Au-delà de la réalisation du moi, il y a même un niveau d’existence plus avancé, un niveau qui n’a été atteint que par quelques élus. Dabrowski l’a appelé "intégration secondaire" et c’est la réalisation de l’idéal de personnalité. Pour la plupart d’entre nous, ceci demeure une vision de la perfection plutôt qu’une potentialité dans cette vie. Au niveau V, on transcende l’égo et atteint une unité harmonieuse avec l’univers. Il n’y a pas d’écart entre "ce qui est" et "ce qui devrait être"; l’individu est une manifestation vivante de "ce qui devrait être". Parmi les individus ayant atteint le niveau V, on compte Dag Hammarskjold, Peace Pilgrim et Mère Thérésa de Calcutta.
Bien que la réalisation complète du niveau V ne se produit que rarement, le fait que la théorie de Dabrowski l’inclue comme possibilité de développement, est significatif. Cette théorie donne une crédibilité psychologique au plus élevé de l’expérience humaine. Reconnaître un idéal, c’est le premier pas vers sa réalisation. Comme nous comprenons plus de choses au sujet des facteurs psychologiques impliqués dans un développement avancé, nous pouvons être capables de nourrir ce développement et devenir une race d’êtres de compassion.
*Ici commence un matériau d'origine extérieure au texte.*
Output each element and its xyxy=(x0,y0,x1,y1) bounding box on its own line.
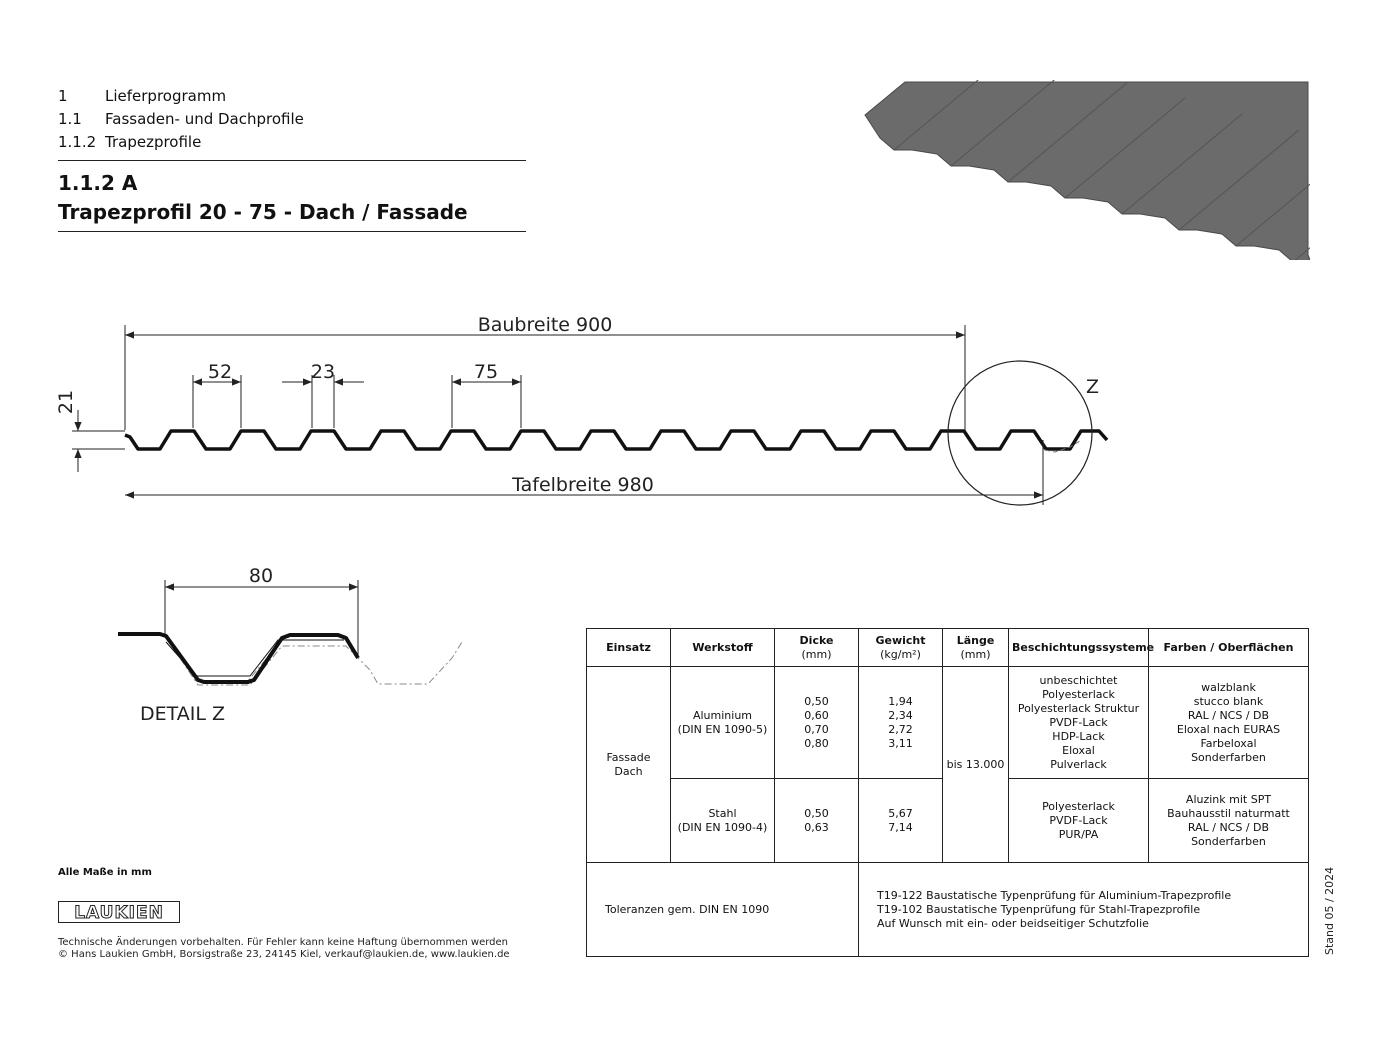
table-header: Länge (mm) xyxy=(943,629,1009,667)
beschichtung-cell: Polyesterlack PVDF-Lack PUR/PA xyxy=(1009,779,1149,863)
laenge-cell: bis 13.000 xyxy=(943,667,1009,863)
table-row xyxy=(587,863,1309,957)
detail-z-marker: Z xyxy=(1086,376,1100,398)
divider xyxy=(58,160,526,161)
nav-label: Trapezprofile xyxy=(105,133,202,151)
table-row xyxy=(587,667,1309,779)
dim-21-label: 21 xyxy=(55,389,77,415)
svg-text:LAUKIEN: LAUKIEN xyxy=(74,903,164,923)
profile-sheet-shape xyxy=(865,82,1310,260)
baubreite-label: Baubreite 900 xyxy=(477,314,613,336)
page-title: Trapezprofil 20 - 75 - Dach / Fassade xyxy=(58,200,468,224)
table-header: Werkstoff xyxy=(671,629,775,667)
profile-3d-illustration xyxy=(860,80,1310,260)
dim-75-label: 75 xyxy=(473,361,499,383)
laukien-logo xyxy=(58,901,180,923)
units-note: Alle Maße in mm xyxy=(58,867,152,878)
nav-label: Lieferprogramm xyxy=(105,87,227,105)
stand-date: Stand 05 / 2024 xyxy=(1323,866,1336,955)
nav-number: 1 xyxy=(58,87,68,105)
gewicht-cell: 5,67 7,14 xyxy=(859,779,943,863)
nav-number: 1.1.2 xyxy=(58,133,97,151)
disclaimer: Technische Änderungen vorbehalten. Für Fehler kann keine Haftung übernommen werden xyxy=(58,937,509,948)
profile-cross-section xyxy=(125,431,1107,449)
notes-cell: T19-122 Baustatische Typenprüfung für Aluminium-Trapezprofile T19-102 Baustatische Typenprüfung für Stahl-Trapezprofile Auf Wunsch mit ein- oder beidseitiger Schutzfolie xyxy=(859,863,1309,957)
cross-section-drawing xyxy=(50,300,1110,530)
nav-item xyxy=(58,132,201,152)
werkstoff-cell: Stahl (DIN EN 1090-4) xyxy=(671,779,775,863)
divider xyxy=(58,231,526,232)
table-header: Farben / Oberflächen xyxy=(1149,629,1309,667)
farben-cell: Aluzink mit SPT Bauhausstil naturmatt RAL / NCS / DB Sonderfarben xyxy=(1149,779,1309,863)
dim-80-label: 80 xyxy=(248,565,274,587)
nav-item xyxy=(58,86,226,106)
table-header: Einsatz xyxy=(587,629,671,667)
company-address: © Hans Laukien GmbH, Borsigstraße 23, 24145 Kiel, verkauf@laukien.de, www.laukien.de xyxy=(58,949,510,960)
nav-item xyxy=(58,109,304,129)
detail-main-sheet xyxy=(118,634,358,682)
detail-z-title: DETAIL Z xyxy=(140,703,226,725)
table-header: Dicke (mm) xyxy=(775,629,859,667)
spec-table xyxy=(586,628,1309,957)
page-code: 1.1.2 A xyxy=(58,171,138,195)
farben-cell: walzblank stucco blank RAL / NCS / DB Eloxal nach EURAS Farbeloxal Sonderfarben xyxy=(1149,667,1309,779)
gewicht-cell: 1,94 2,34 2,72 3,11 xyxy=(859,667,943,779)
beschichtung-cell: unbeschichtet Polyesterlack Polyesterlack Struktur PVDF-Lack HDP-Lack Eloxal Pulverlack xyxy=(1009,667,1149,779)
dim-23-label: 23 xyxy=(310,361,336,383)
nav-number: 1.1 xyxy=(58,110,82,128)
dim-52-label: 52 xyxy=(207,361,233,383)
table-header: Gewicht (kg/m²) xyxy=(859,629,943,667)
detail-z-circle xyxy=(948,361,1092,505)
detail-z-drawing xyxy=(110,560,480,730)
dicke-cell: 0,50 0,60 0,70 0,80 xyxy=(775,667,859,779)
nav-label: Fassaden- und Dachprofile xyxy=(105,110,304,128)
table-header: Beschichtungssysteme xyxy=(1009,629,1149,667)
detail-lower-sheet xyxy=(172,642,462,685)
table-header-row xyxy=(587,629,1309,667)
einsatz-cell: Fassade Dach xyxy=(587,667,671,863)
werkstoff-cell: Aluminium (DIN EN 1090-5) xyxy=(671,667,775,779)
tafelbreite-label: Tafelbreite 980 xyxy=(512,474,654,496)
toleranzen-cell: Toleranzen gem. DIN EN 1090 xyxy=(587,863,859,957)
dicke-cell: 0,50 0,63 xyxy=(775,779,859,863)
Il est important que le thérapeute reconnaisse la différence entre un jeu de "devrait" imposé par la société et une vision intérieure d’un idéal de personnalité en évaluant le niveau de développement d’un patient. Les "devrait" sont un phénomène de niveau II ; les idéaux choisis en autonomie sont des phénomènes de niveau III. Ils sont très différents.
Un autre facteur important de cette théorie est qu’elle voit le développement sous un angle très large, d’un point de vue de ce qui est possible pour la totalité de l’humanité, et non seulement pour un individu donné. Ceci signifie que l’évolution d’une personne du niveau I jusqu’au niveau V est impossible. Une personne peut rester dans un seul niveau une vie entière, évoluant à l’intérieur de ce niveau, mais sans subir la transformation agonisante vers un niveau supérieur. Bien souvent, une personne va fonctionner simultanément à deux niveaux et à trois niveaux au plus, mais la structure d’un niveau sera toujours dominante.
En arrière-plan de cette théorie, on peut voir la valeur positive de traits supposés névrotiques qui peuvent faire surface pendant la crise du milieu de vie. Le dessous sombre de la crise, ces sentiments souvent surprenants de faux, de culpabilité sans raison, de dépression accablante et de désespoir insensé prennent une nouvelle signification. Ils peuvent être le signe d’une évolution, évolution qui éloigne de l’adaptation aux normes sociétales vers les débuts de valeurs intériorisées, enracinées dans le moi, et de pas timides vers l’autonomie.
Quel est alors le rôle du thérapeute, dans cette situation ? Avant tout, voir le conflit et l’anxiété comme signes positifs d’évolution et de santé a un effet améliorant en soi. La vision à long terme devient prometteuse, quand bien même le processus immédiat reste douloureux. Le thérapeute peut soutenir les patients pendant le processus de transformation, aider à recadrer les éléments de la situation dans une lumière positive. L’idée centrale de la théorie de Dabrowski de l’évolution émotionnelle peut suggérer de valider ces sentiments sincères, permettre le processus de transformation mais en notant des indicateurs d’évolution nouvelle dans des domaines telles que s’approprier ses expériences, examiner ses valeurs, affirmer ses droits et convictions. La sensibilité et le caractère réfléchi émergeants sont à célébrer. Savoir que le supplice est une part nécessaire de l’évolution vers une intégration plus élevée, peut aider et le patient et le thérapeute à gérer avec plus de sagesse et à continuer – chacun d’eux – cette longue route vers la réalisation du moi authentique.